Now, we need to compute $$\partial \ell / \partial \theta$$, i.e. the partial derivative with respect to each parameter of the model. Let’s consider just $$\partial \ell / \partial W^l$$ for some layer $$l$$.

$\frac{\partial \ell}{\partial W^l} = \frac{\partial z^l}{\partial W^l} \frac{\partial \ell}{\partial z^l} = \frac{\partial z^l}{\partial W^l} (\delta^l)^T$

Here we just defined $$\delta^l = \frac{\partial \ell}{\partial z^l}$$, the change in loss w.r.t. the layer $$l$$. Note also that $$\frac{\partial z^l}{\partial W^l} = a^{l-1}$$.

Now we sense we may be able to establish some recursion for $$\delta^l$$. Let’s write

$\frac{\partial \ell}{\partial z^l} = \frac{\partial z^{l+1}}{\partial z^l} \frac{\partial \ell}{\partial z^{l+1}} = \frac{\partial z^{l+1}}{\partial z^l} \delta^{l+1}$

and since we know

$z^{l+1} = (W^{l+1})^T a^l + b^{l+1} = (W^{l+1})^T f(z^l) + b^{l+1}$

we can differentiate w.r.t. $$\partial z^l$$ and obtain

$\frac{\partial z^{l+1}}{\partial z^l} = \text{diag}(f'(z^l))(W^{l+1})$

where $$\text{diag}(f'(z^l))$$ is the diagonal matrix formed from the vector $$f'(z^l)$$. Substituting this into what we had before, we write

$\delta^l = \frac{\partial \ell}{\partial z^l} = \text{diag}(f'(z^l)) W^{l+1} \delta^{l+1}$

and we have a recursion. So, from a layer $$l$$, we could follow this all the way forward to the final layer $$L$$ as

$\delta^l = \text{diag}(f'(z^l)) W^{l+1} \delta^{l+1} \text{diag}(f'(z^{l+1})) W^{l+2} ... W^L \delta^L$

and the last layer is $$\delta^L = \partial \ell / \partial z^L = \text{diag}(f'(z^L))\partial \ell / \partial a^L$$.

### Summary

Altogether, the procedure for training a NN is to

1. Input a training pair $$(x, y)$$ and set “activations” in the input layer as $$a^1 = x$$

2. Feedforward. For each $$l=2,3,...L$$, compute the aggregation and activation at each neuron in each hidden layer.

3. Output layer error. Compute the gradient of the loss at the last layer, $$\delta^L =\text{diag}(f'(z^L))\partial \ell / \partial a^L$$

4. Backpropagation. For each $$l=L-1, ..., 2$$ compute $$\delta^l = \text{diag}(f'(z^l)) W^{l+1} \delta^{l+1}$$.

5. Gradient. With this information in hand, we can compute the gradients $$\partial \ell / \partial W^l = a^{l-1}(\delta^l)^T$$ and $$\partial \ell / \partial b^l = \delta^l$$.
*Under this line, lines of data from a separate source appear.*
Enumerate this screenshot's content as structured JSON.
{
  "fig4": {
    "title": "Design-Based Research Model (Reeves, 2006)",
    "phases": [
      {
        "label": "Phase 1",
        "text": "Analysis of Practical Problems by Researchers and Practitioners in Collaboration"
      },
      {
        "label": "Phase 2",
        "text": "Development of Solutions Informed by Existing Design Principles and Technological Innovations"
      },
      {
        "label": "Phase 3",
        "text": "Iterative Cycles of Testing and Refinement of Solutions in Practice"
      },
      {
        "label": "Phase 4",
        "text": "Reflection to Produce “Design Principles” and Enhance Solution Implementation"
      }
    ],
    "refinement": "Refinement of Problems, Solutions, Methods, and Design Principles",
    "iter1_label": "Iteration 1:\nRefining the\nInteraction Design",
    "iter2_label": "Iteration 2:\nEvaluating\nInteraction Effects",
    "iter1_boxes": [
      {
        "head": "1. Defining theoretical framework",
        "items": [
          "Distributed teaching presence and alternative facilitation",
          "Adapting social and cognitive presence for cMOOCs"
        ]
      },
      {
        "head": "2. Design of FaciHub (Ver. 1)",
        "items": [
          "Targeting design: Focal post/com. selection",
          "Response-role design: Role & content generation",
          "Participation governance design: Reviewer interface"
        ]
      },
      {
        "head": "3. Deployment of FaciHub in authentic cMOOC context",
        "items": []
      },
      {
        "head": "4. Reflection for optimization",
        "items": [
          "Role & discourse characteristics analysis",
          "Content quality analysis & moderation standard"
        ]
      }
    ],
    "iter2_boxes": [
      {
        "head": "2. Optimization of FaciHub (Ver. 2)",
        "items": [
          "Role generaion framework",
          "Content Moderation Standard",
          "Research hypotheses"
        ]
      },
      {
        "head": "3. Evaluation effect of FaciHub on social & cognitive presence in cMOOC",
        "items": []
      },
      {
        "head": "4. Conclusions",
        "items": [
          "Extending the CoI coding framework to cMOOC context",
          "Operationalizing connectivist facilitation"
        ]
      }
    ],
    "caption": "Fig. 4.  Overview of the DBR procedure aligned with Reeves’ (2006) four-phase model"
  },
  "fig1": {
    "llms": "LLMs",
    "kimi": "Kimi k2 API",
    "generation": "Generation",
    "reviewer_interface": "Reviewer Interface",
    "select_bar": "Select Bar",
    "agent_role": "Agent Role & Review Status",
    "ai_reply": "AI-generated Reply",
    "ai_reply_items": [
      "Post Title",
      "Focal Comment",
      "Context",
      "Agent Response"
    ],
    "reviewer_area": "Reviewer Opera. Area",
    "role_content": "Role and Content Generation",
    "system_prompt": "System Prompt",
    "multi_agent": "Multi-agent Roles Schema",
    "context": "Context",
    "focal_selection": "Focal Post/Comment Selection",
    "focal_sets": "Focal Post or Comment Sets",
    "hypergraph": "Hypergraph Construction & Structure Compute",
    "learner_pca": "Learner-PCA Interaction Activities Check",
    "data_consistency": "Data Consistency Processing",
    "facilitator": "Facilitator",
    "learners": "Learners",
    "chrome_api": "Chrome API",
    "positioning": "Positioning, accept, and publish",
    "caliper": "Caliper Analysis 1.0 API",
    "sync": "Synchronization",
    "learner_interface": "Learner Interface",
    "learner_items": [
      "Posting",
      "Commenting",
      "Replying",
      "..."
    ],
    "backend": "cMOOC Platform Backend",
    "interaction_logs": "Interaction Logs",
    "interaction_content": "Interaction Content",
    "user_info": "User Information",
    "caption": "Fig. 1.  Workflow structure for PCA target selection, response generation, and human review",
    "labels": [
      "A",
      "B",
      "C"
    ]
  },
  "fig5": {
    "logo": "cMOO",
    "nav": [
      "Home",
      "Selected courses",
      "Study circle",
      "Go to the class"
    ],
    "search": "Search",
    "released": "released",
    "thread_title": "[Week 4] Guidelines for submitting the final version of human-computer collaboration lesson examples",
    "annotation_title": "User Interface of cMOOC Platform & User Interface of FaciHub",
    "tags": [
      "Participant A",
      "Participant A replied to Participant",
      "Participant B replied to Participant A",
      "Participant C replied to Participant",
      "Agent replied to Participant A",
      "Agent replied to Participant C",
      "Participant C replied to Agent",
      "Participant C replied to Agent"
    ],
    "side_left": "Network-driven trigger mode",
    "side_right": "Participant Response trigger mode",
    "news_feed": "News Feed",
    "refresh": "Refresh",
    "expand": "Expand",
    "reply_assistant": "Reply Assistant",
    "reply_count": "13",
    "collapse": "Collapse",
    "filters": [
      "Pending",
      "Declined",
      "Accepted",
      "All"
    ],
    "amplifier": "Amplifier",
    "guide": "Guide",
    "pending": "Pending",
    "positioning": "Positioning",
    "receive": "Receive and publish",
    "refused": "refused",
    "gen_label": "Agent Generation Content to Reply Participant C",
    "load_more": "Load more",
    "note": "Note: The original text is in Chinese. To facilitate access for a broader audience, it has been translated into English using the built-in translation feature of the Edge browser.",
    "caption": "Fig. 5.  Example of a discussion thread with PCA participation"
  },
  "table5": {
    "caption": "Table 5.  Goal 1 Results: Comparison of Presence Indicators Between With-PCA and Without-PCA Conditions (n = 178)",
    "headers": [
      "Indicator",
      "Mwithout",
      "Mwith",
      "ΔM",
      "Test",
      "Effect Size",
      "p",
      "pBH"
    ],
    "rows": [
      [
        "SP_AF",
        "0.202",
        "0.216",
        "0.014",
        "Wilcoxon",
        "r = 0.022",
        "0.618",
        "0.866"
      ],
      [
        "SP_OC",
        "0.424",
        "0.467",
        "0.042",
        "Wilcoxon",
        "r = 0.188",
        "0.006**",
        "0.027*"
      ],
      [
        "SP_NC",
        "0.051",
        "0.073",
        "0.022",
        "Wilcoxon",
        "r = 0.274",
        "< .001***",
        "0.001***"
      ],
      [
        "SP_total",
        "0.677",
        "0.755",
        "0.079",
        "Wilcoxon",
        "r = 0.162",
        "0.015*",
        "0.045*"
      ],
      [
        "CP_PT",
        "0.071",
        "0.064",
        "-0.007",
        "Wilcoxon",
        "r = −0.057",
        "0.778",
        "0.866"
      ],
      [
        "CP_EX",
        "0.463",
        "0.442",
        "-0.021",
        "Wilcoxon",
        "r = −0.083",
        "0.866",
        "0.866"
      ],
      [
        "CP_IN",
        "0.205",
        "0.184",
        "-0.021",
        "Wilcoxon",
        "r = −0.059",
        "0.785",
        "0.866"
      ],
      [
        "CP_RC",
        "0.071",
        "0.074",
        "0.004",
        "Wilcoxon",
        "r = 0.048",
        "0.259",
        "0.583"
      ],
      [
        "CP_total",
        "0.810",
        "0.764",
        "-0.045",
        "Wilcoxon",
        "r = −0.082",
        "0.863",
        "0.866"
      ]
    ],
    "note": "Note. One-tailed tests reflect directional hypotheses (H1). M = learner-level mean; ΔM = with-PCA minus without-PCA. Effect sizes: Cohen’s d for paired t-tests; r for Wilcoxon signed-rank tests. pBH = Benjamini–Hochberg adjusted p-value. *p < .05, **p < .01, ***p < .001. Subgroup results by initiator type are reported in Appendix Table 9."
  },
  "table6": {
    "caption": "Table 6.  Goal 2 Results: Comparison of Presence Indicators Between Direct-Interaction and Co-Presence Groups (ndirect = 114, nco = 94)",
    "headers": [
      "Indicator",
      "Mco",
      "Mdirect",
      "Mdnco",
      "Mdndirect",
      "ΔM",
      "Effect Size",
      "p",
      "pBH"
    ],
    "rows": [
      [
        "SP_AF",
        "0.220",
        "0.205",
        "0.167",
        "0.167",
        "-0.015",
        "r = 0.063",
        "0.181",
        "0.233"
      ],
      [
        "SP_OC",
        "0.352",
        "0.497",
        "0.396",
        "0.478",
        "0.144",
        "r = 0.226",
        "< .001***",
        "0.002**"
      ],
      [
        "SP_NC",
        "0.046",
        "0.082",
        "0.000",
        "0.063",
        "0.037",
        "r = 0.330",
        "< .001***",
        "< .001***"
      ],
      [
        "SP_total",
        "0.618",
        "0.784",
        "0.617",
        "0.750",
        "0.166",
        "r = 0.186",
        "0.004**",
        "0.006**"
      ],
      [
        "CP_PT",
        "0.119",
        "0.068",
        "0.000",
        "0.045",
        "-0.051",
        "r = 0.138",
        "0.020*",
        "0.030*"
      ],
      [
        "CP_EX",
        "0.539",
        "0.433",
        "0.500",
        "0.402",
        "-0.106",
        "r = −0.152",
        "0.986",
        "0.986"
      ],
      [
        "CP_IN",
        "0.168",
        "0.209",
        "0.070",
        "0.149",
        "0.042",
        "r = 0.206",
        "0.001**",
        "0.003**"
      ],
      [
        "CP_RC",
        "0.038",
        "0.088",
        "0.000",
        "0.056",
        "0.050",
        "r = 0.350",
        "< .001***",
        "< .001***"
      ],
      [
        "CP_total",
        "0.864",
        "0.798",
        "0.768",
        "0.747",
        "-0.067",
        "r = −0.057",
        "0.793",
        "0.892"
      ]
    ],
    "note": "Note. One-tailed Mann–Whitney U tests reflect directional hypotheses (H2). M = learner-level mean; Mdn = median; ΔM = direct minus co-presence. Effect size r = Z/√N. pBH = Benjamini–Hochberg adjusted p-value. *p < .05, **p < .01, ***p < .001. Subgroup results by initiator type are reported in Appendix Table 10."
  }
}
### Practical considerations

A few quick implementation considerations:

1. Initializing the weights. Since the loss function is highly nonconvex, it is essential to take care in initializing our startpoint, i.e., our initial parameter values. For example, when using ReLUs, if we initialize all our weights to zero, then all our activation function inputs will always be zero and therefore our outputs will always be zero and will never change despite any number of training data. One better choice is to initialize the weights by sampling from a Gaussian distribution with mean zero and variance based on the number of neurons in a particular layer (for example, setting variance $$\sigma^2 = 1/m$$). It can be shown that this causes the variance of the output to varies in proportion to the variance of the input.

2. Regularization. The enormous number of parameters inherent to a NN encourages “overfitting” to the training data. As mentioned, SGD may help prevent this, but another technique is to introduce a regularizer in our loss function, for example by penalizing large weights by adding a norm on the weights to the loss function.

3. Dropout. Another popular type of regularization is called “dropout,” where we randomly turn-off neurons during training. In this scheme, neurons rely on signals from their neighbors on the importance of particular connections. This methodology requires adjustments to both the feedforward and backprop implementations.